Bezüglich der Angaben für die Zeit im Ofen waren sich sowohl Hersteller der Lasagneplatten als auch Herr Lafer einig, und so vertraute ich Beiden und schaute nach 30 Minuten nach, wie die Lasagne aussah: Ziemlich dunkel und nach Anstechen waren die Platten noch nicht ausreichend durch. Also einen Alufoliendeckel gebastelt, um den Parmesan und die arme Bechamelsauce vor dem sicheren schwarzen Tod zu retten, und dann das Ganze für weitere 10 Minuten in den Ofen.

Derweil saßen wir am Tisch, "niggelten" ein paar Oliven und etwas Baguette und tranken ein Schlückchen Rotwein. Mein Sohn natürlich nicht … der süppelte seine Fanta, die er zur Feier des Lasagne-Tages durfte.

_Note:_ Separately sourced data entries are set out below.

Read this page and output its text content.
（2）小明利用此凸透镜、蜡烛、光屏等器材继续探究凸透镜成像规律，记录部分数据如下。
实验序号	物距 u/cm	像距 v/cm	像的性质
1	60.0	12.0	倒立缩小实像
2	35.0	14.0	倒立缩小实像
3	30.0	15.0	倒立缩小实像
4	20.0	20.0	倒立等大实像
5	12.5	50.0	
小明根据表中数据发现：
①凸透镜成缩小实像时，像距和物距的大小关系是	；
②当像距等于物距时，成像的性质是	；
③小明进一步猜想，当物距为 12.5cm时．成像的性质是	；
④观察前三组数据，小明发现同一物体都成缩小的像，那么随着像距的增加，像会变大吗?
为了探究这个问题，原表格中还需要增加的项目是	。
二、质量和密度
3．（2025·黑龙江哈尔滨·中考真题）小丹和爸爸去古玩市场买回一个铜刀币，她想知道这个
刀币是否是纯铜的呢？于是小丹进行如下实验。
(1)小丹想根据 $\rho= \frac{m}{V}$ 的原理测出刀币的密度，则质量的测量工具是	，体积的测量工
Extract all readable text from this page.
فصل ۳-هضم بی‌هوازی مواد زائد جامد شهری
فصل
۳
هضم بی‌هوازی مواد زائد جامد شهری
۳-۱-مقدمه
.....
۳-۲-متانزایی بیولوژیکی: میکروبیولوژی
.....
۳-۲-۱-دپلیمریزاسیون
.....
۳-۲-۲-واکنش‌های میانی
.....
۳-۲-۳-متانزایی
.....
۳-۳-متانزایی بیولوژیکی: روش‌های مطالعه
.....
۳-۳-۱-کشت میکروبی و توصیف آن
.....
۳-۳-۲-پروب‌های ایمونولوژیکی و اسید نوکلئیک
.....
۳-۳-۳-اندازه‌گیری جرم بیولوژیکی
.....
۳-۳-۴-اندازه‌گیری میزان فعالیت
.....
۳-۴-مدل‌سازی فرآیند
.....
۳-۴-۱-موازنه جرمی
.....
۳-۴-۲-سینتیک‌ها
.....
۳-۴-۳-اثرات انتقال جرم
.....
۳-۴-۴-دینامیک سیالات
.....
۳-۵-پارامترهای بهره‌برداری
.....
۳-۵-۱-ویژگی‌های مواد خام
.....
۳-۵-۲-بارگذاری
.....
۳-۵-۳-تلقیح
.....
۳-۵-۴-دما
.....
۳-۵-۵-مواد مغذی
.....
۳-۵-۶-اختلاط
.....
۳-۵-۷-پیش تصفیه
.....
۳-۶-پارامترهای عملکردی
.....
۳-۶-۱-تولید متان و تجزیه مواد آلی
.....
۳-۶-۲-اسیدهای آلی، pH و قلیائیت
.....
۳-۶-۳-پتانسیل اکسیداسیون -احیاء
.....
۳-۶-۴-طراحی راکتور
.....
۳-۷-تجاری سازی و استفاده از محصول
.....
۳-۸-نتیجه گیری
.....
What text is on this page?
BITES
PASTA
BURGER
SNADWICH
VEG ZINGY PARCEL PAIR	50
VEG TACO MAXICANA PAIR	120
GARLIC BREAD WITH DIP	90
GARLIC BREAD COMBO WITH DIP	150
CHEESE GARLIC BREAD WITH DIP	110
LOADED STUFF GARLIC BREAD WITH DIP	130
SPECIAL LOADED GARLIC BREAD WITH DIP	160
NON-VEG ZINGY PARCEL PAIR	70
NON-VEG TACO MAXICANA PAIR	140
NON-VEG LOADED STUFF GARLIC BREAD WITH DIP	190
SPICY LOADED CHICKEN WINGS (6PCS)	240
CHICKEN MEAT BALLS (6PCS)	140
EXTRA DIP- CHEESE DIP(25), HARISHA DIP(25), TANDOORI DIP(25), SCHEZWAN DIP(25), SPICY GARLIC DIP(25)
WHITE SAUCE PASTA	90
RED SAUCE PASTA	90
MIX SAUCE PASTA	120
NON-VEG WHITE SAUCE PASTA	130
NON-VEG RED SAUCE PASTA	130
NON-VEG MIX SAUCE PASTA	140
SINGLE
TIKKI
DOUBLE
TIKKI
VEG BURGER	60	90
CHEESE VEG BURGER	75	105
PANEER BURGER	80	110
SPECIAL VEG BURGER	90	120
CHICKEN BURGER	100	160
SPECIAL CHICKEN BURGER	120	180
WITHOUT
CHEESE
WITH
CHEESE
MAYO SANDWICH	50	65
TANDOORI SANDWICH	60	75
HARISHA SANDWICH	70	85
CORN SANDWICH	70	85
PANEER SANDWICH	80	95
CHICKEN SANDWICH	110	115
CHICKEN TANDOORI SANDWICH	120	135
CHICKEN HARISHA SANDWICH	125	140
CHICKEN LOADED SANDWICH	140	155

Und nach 10 Minuten war es dann so weit, und ich musste feststellen, dass mein Ofen einfach irgendwie anders funktioniert als der von Herrn Lafer …

Beim kurzgebratenen Fleisch oder Fisch musste ich immer etwas länger drin lassen als Herr Lafer, und jetzt war es zu lange drin … beziehungsweise, lange genug, um die Lasagneblätter zu garen, aber viel zu lange für Bechamel und den Parmesan. Davon war nichts mehr übrig. NIX! Aber wirklich GAR NIX! Und so machten wir uns heute Abend daran, die wohl trockenste Lasagne zu futtern, die ich selbst je gekocht und auch sonst irgendwo kredenzt bekommen hatte.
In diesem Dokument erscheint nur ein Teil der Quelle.